Based on what I can see of stipules and prickles, I’d say that #s 1 and 7(?) are R. virginiana, and the rest are probably all actually R. carolina, which is pretty variable but generally has narrower stipules plus smaller/weaker and straighter prickles. #7 is based mostly on stipules because I don’t see any prickles; does it have them? Lucky you if it doesn’t!
Stefan
Hi Stefan
Thanks for your cut on ids. Good to get informed opinions.
Unfortunately #7 does have paired prickles below the stipules (photo).
To my eyes - have advantage of physical samples to examine - 80% of the stipules follow the trend of being 3/4 of the distance from cane - leaf node to first leaflet pair. Width flaring at 1st leaf end point and cane to leaf stipule width ratio appears (2-3x) same to my eyes.
Have a challenge noting any physical geometry difference on stipules.

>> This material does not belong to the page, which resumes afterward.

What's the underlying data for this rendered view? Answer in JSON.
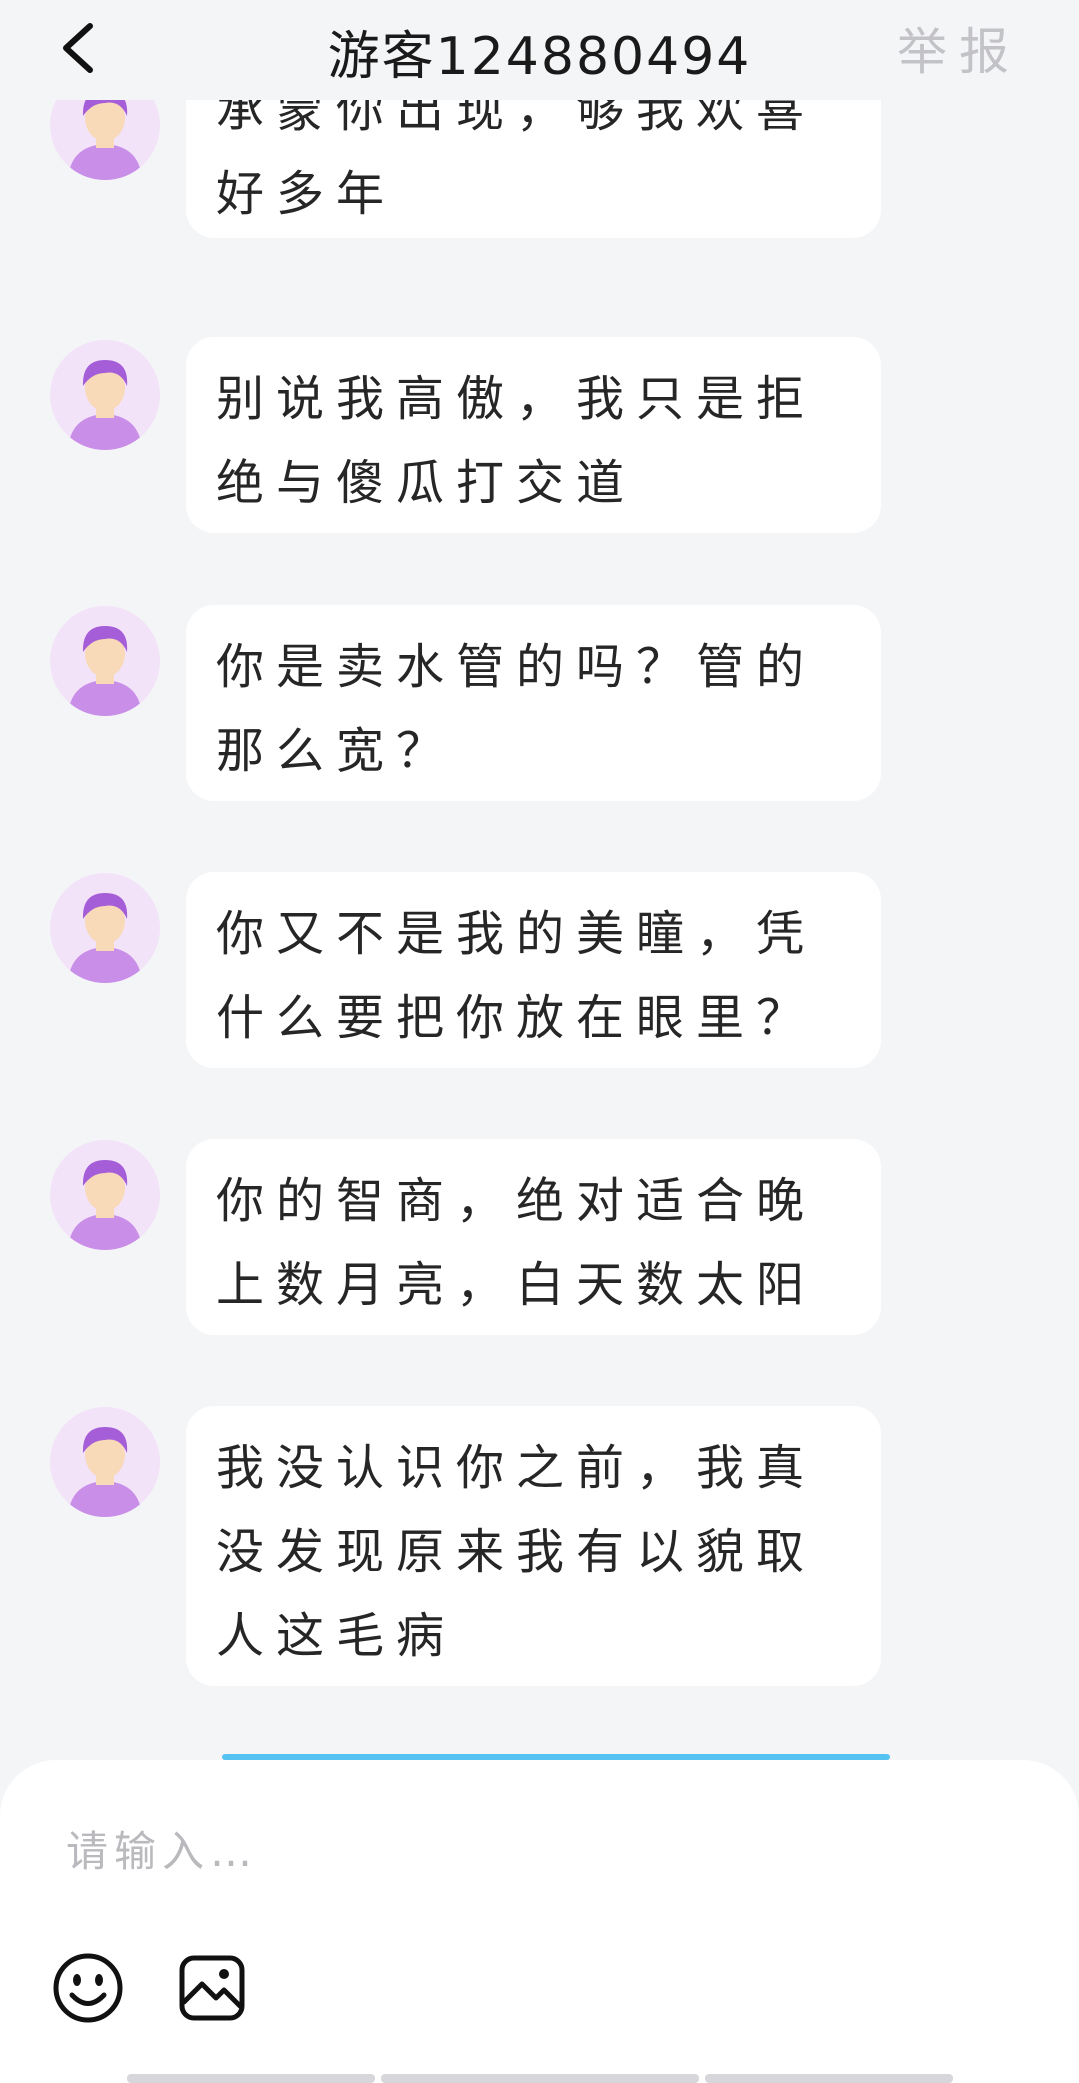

With all due respect to Don expertise, it appears the red cane and leaflet “petiole”, and individual leaf “petiolule” on the pinnately compound leaves is restricted to the “sunny side” on canes as green on shadow side (learned new leaf stem terms so like to over use for the moment).
Call it a sun tan, not burn.
That specific bush is a giant (relative) and in all day sun. The red color (burnt umber or sienna?) and 9 leaf is a strong differentiator. Only one of the 7, have l noticed this trait combination (9 + red) - 4 others in same general location but significantly smaller bushes and green to yellowish green (fall coming?). But 9 leaves dominates on 2 if them.
The major consistency (#1) of the new jigged name “R. virginiana” is the dominance of “9” leaflets, (# 1 at least 98%) while R. carolina is dominantly 7’s and less.
I am starting to entertain this rosa occurs and occupies a bizarre continuum consisting of subtle differences.
And just have to throw in this random photo of my “not a rose or a tree or typical banana bush”, its an of ensete maurelii (Ethiopian “banana tree”).
The only focal point of a sparsely furnished main room in house. Grown about 30% in height since obtained.
Seems to be a outdoor garden staple, plus normal banana “trees”, in warmer UK far west country gardens for those wanting tropical feel. Yes l got the must have need from BBC Gardeners world - monty gone green and climate change extremes and stopping bringing in his bananas and his cana? lillies. Me? indoor plants / trees back in demand.
At -25 C in Jan it will do the trick indoors with gingers and hibiscus until tropics settle down.